Nick Coghlan writes:
While upstream changes turned out not to be necessary for the "distributor breaking up the standard library" use case, they may still prove worthwhile in making import errors more informative in the case of "I just built my own Python from upstream sources and didn't notice (or didn't read) the build message indicating that some modules weren't built".

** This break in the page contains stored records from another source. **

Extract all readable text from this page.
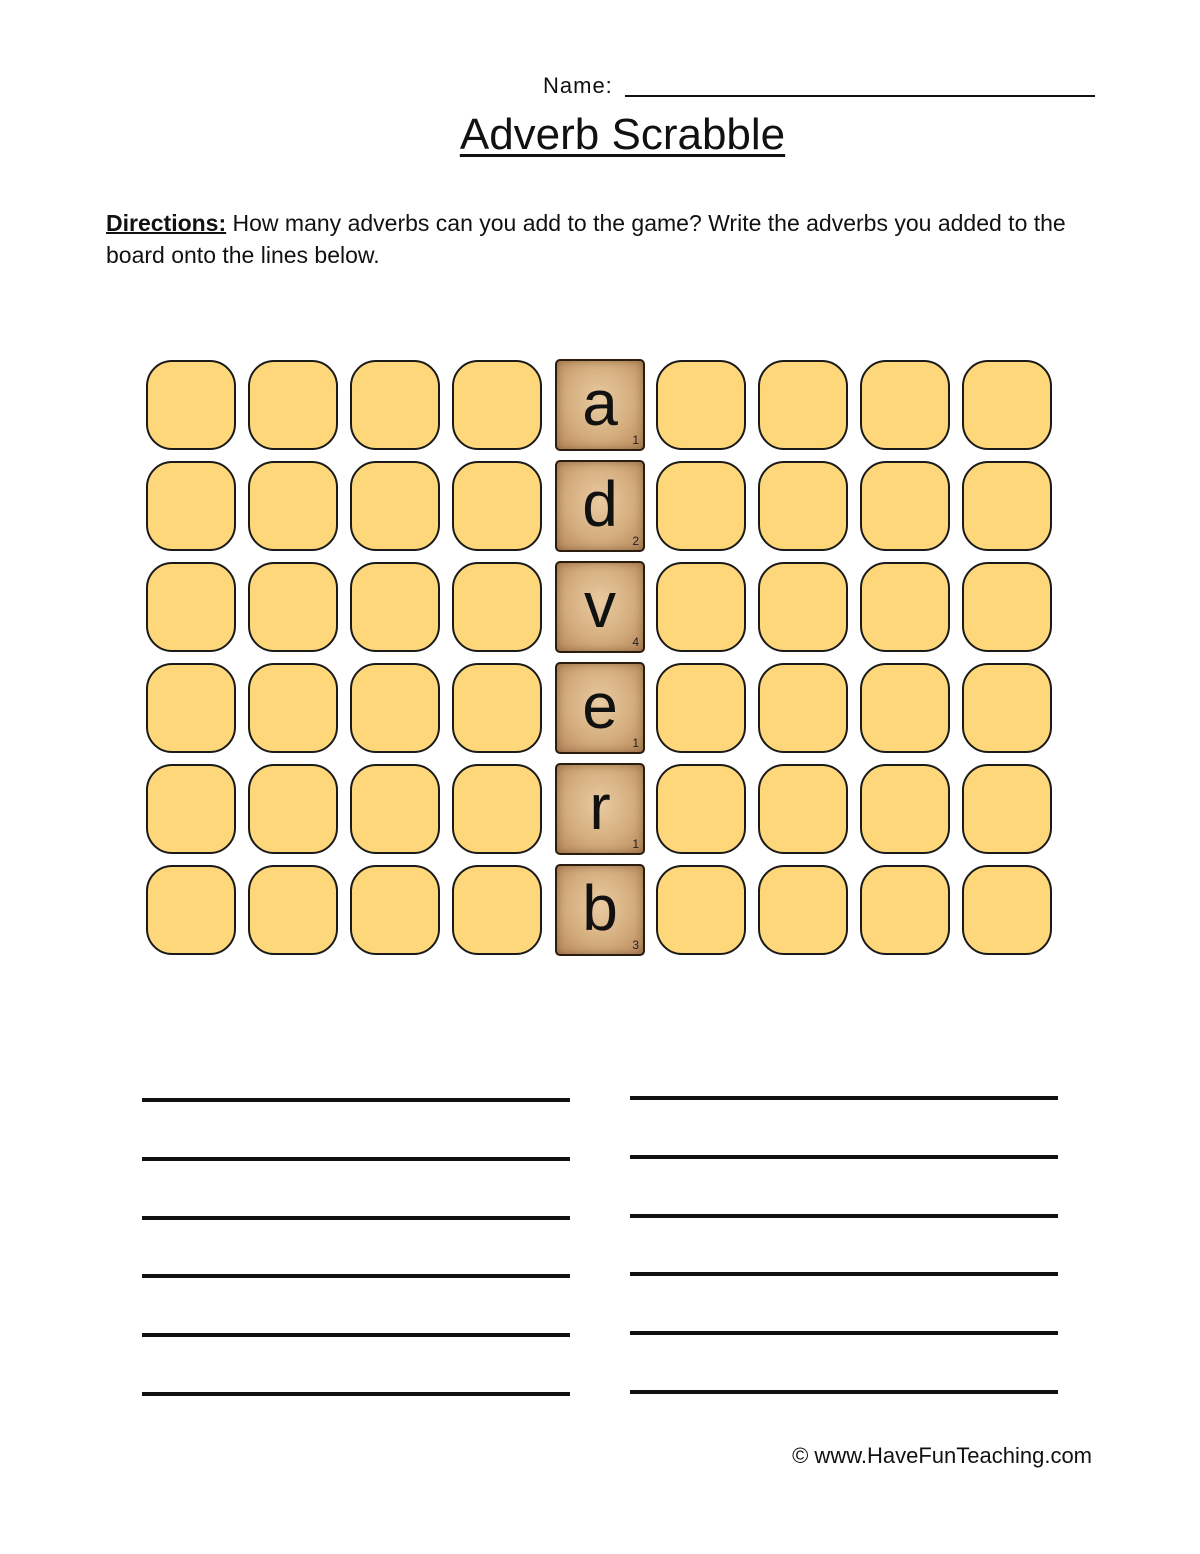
Name:
Adverb Scrabble
Directions: How many adverbs can you add to the game? Write the adverbs you added to the board onto the lines below.
a
1
d
2
v
4
e
1
r
1
b
3
© www.HaveFunTeaching.com
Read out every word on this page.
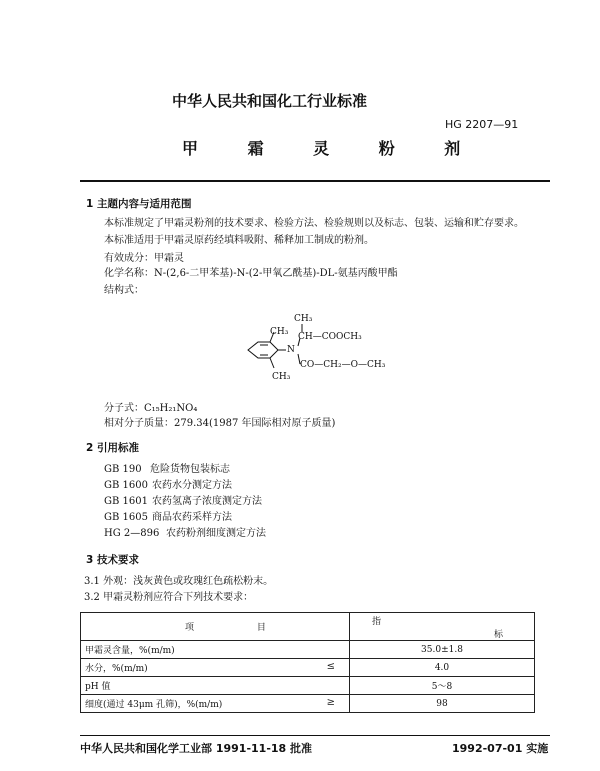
中华人民共和国化工行业标准
HG 2207—91
甲 霜 灵 粉 剂
1 主题内容与适用范围
本标准规定了甲霜灵粉剂的技术要求、检验方法、检验规则以及标志、包装、运输和贮存要求。
本标准适用于甲霜灵原药经填料吸附、稀释加工制成的粉剂。
有效成分：甲霜灵
化学名称：N-(2,6-二甲苯基)-N-(2-甲氧乙酰基)-DL-氨基丙酸甲酯
结构式：
CH₃
CH₃ CH—COOCH₃
N
CO—CH₂—O—CH₃
CH₃
分子式：C₁₅H₂₁NO₄
相对分子质量：279.34(1987 年国际相对原子质量)
2 引用标准
GB 190 危险货物包装标志
GB 1600 农药水分测定方法
GB 1601 农药氢离子浓度测定方法
GB 1605 商品农药采样方法
HG 2—896 农药粉剂细度测定方法
3 技术要求
3.1 外观：浅灰黄色或玫瑰红色疏松粉末。
3.2 甲霜灵粉剂应符合下列技术要求：
项 目	指 标
甲霜灵含量，%(m/m)	35.0±1.8
水分，%(m/m) ≤	4.0
pH 值	5～8
细度(通过 43μm 孔筛)，%(m/m) ≥	98
中华人民共和国化学工业部 1991-11-18 批准	1992-07-01 实施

This case-by-case line of argument gives me a really bad feeling. Do we have to play whack-a-mole with every obscure message that pops up that somebody might not be reading? OK, this is a pretty common and confusing case, but surely there's something more systematic (and flexible vs. turning every error message into a complete usage manual ... which tl;dr) we can do. One way to play would be an interactive checklist-based diagnostic module (ie, a "rule-based expert system") that could be plugged into IDEs or even into sys.excepthook. Given Python's excellent introspective facilities, with a little care the rule interpreter could be designed with access to namespaces to provide additional detail or tweak rule priority. We could even build in a learning engine to give priority to users' habitual bugs (including typical mistaken diagnoses). That said, I don't have time to work on it :-(, so feel free to ignore me. And I grant that since AFAIK we have zero existing code for the engine and rule database, it might be a good idea to do something for some particular obscure errors in the 3.7 timeframe.